Brown passed peacefully last week after an extended and brave battle with Non-Hodgkins Lymphoma in a private hospital in Queensland.
Golf Australia chief executive Stephen Pitt offered best wishes to her family on behalf of the Australian golf community.
“She made a long-term commitment to golf and made a valued contribution. Our sincere condolences to her family,” Pitt said.
Brown, nee North, was a keen and talented golfer and, remarkably, a member at Royal Queensland Golf Club for 72 years.
Having been appointed secretary in late 1940, she retained that position when World War I ended, thus becoming the first woman to hold such a position at a major Australian club.
She then was asked to resume the role in 1956 for a year as the club went through amalgamation with the Peninsula Golf Club.
So valuable was her contribution – across several committees and in filling many unpaid posts within the club – that she was made an honorary life member at RQGC in 1976.
She was also a member at Commonwealth, in Melbourne, when her and late husband Keith lived in Victoria.

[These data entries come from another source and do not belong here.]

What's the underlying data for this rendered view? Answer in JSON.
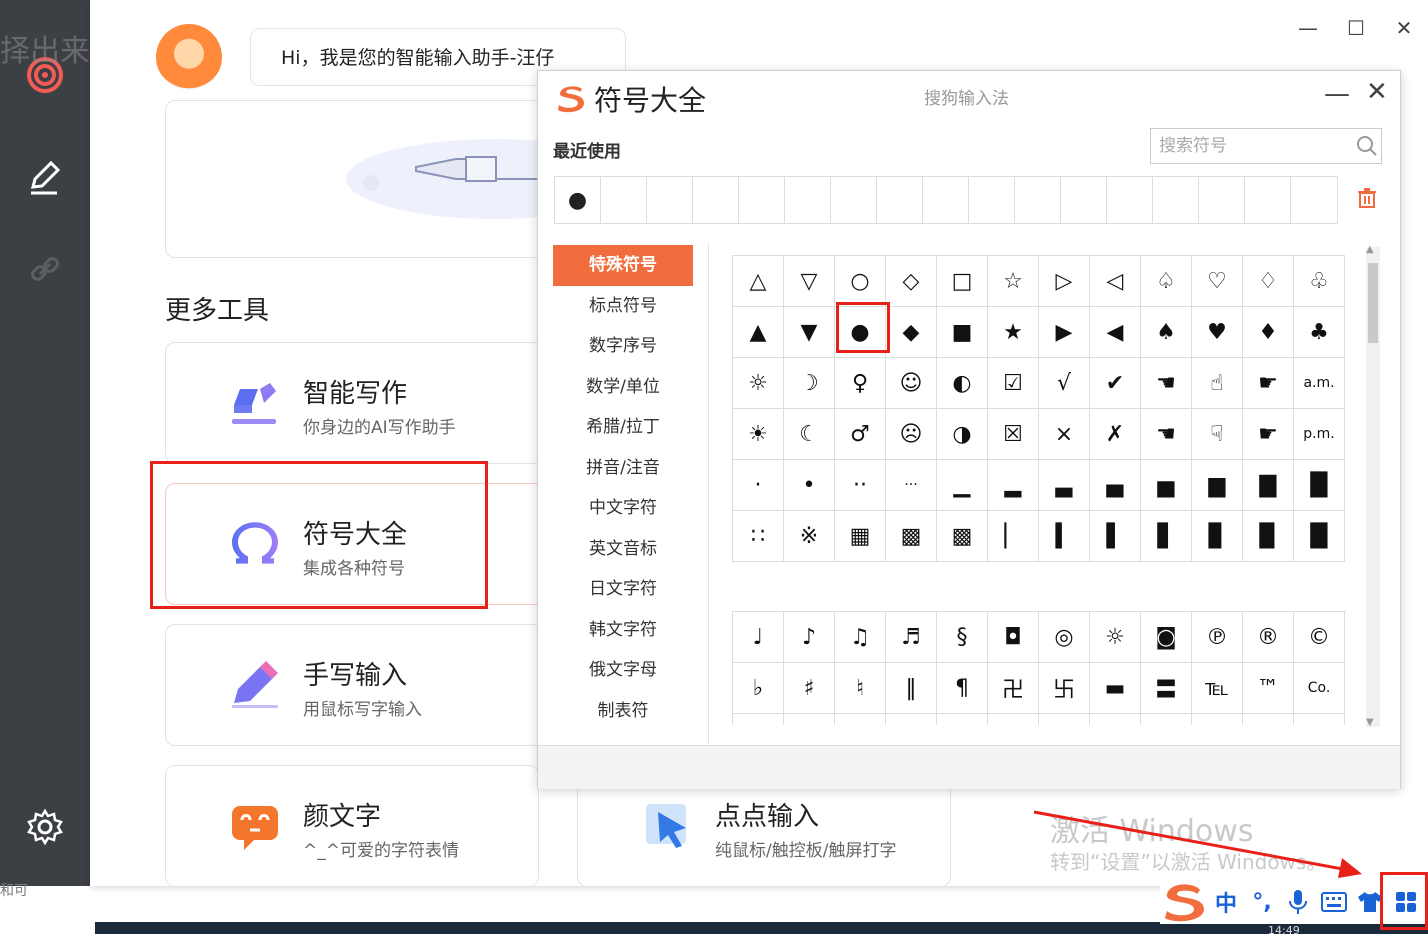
{
  "background": {
    "ghost_text_top": "择出来",
    "ghost_text_bottom": "和可"
  },
  "window_controls": {
    "minimize": "—",
    "maximize": "☐",
    "close": "✕"
  },
  "assistant": {
    "greeting": "Hi，我是您的智能输入助手-汪仔"
  },
  "more_tools": {
    "title": "更多工具",
    "items": [
      {
        "title": "智能写作",
        "subtitle": "你身边的AI写作助手",
        "icon": "pen-write-icon"
      },
      {
        "title": "符号大全",
        "subtitle": "集成各种符号",
        "icon": "omega-icon"
      },
      {
        "title": "手写输入",
        "subtitle": "用鼠标写字输入",
        "icon": "handwrite-pen-icon"
      },
      {
        "title": "颜文字",
        "subtitle": "^_^可爱的字符表情",
        "icon": "kaomoji-icon"
      },
      {
        "title": "点点输入",
        "subtitle": "纯鼠标/触控板/触屏打字",
        "icon": "pointer-click-icon"
      }
    ]
  },
  "symbol_dialog": {
    "title": "符号大全",
    "brand": "搜狗输入法",
    "minimize": "—",
    "close": "✕",
    "recent_label": "最近使用",
    "search_placeholder": "搜索符号",
    "recent": [
      "●",
      "",
      "",
      "",
      "",
      "",
      "",
      "",
      "",
      "",
      "",
      "",
      "",
      "",
      "",
      "",
      ""
    ],
    "categories": [
      "特殊符号",
      "标点符号",
      "数字序号",
      "数学/单位",
      "希腊/拉丁",
      "拼音/注音",
      "中文字符",
      "英文音标",
      "日文字符",
      "韩文字符",
      "俄文字母",
      "制表符"
    ],
    "active_category": 0,
    "grid1": [
      "△",
      "▽",
      "○",
      "◇",
      "□",
      "☆",
      "▷",
      "◁",
      "♤",
      "♡",
      "♢",
      "♧",
      "▲",
      "▼",
      "●",
      "◆",
      "■",
      "★",
      "▶",
      "◀",
      "♠",
      "♥",
      "♦",
      "♣",
      "☼",
      "☽",
      "♀",
      "☺",
      "◐",
      "☑",
      "√",
      "✔",
      "☚",
      "☝",
      "☛",
      "a.m.",
      "☀",
      "☾",
      "♂",
      "☹",
      "◑",
      "☒",
      "×",
      "✗",
      "☚",
      "☟",
      "☛",
      "p.m.",
      "·",
      "•",
      "··",
      "···",
      "▁",
      "▂",
      "▃",
      "▄",
      "▅",
      "▆",
      "▇",
      "█",
      "∷",
      "※",
      "▦",
      "▩",
      "▩",
      "▏",
      "▍",
      "▌",
      "▋",
      "▊",
      "▉",
      "█"
    ],
    "grid2": [
      "♩",
      "♪",
      "♫",
      "♬",
      "§",
      "◘",
      "◎",
      "☼",
      "◙",
      "℗",
      "®",
      "©",
      "♭",
      "♯",
      "♮",
      "‖",
      "¶",
      "卍",
      "卐",
      "▬",
      "〓",
      "℡",
      "™",
      "Co.",
      "",
      "",
      "",
      "",
      "",
      "",
      "",
      "",
      "",
      "",
      "",
      ""
    ]
  },
  "watermark": {
    "line1": "激活 Windows",
    "line2": "转到“设置”以激活 Windows。"
  },
  "ime_toolbar": {
    "items": [
      "中",
      "°,",
      "🎤",
      "⌨",
      "👕",
      "▦"
    ]
  },
  "taskbar": {
    "time": "14:49"
  }
}
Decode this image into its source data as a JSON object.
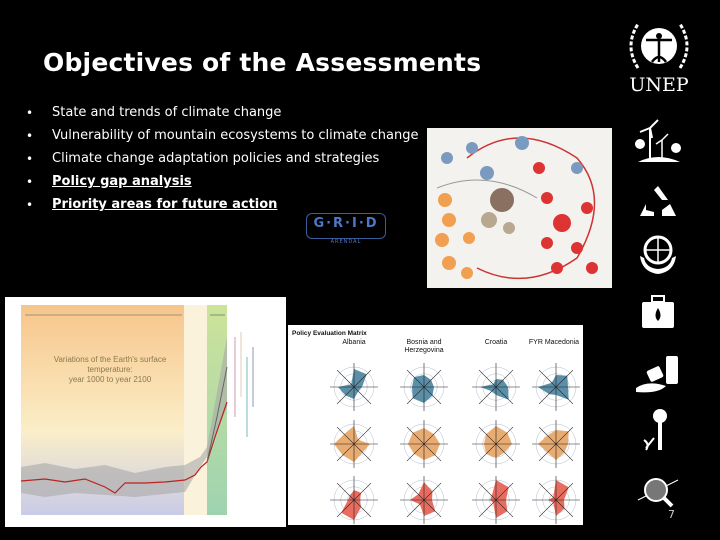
{
  "slide": {
    "title": "Objectives of the Assessments",
    "bullets": [
      {
        "text": "State and trends of climate change",
        "underlined": false
      },
      {
        "text": "Vulnerability of mountain ecosystems to climate change",
        "underlined": false
      },
      {
        "text": "Climate change adaptation policies and strategies",
        "underlined": false
      },
      {
        "text": "Policy gap analysis",
        "underlined": true
      },
      {
        "text": "Priority areas for future action",
        "underlined": true
      }
    ],
    "page_number": "7"
  },
  "grid_logo": {
    "letters": "G·R·I·D",
    "sub": "ARENDAL"
  },
  "unep_logo": {
    "text": "UNEP"
  },
  "temperature_figure": {
    "caption_line1": "Variations of the Earth's surface temperature:",
    "caption_line2": "year 1000 to year 2100"
  },
  "policy_matrix": {
    "title": "Policy Evaluation Matrix",
    "columns": [
      "Albania",
      "Bosnia and Herzegovina",
      "Croatia",
      "FYR Macedonia"
    ],
    "row_colors": [
      "#5b8fa8",
      "#e8ab72",
      "#e86d60"
    ]
  },
  "side_icons": [
    "wind-turbine-icon",
    "recycle-icon",
    "globe-hands-icon",
    "briefcase-drop-icon",
    "spill-barrel-icon",
    "tree-industry-icon",
    "magnifier-globe-icon"
  ]
}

She was appointed honorary secretary of the Australian Ladies Golf Union in 1972, her title changing in 1980 to coincide with the growth in the women’s game. In that year she became executive director of the ALGU, a position she held until her retirement in 1991.
Those who knew Brown described her as a “super efficient” worker with a passion for and knowledge of golf whose work helped progress the women’s game across the country.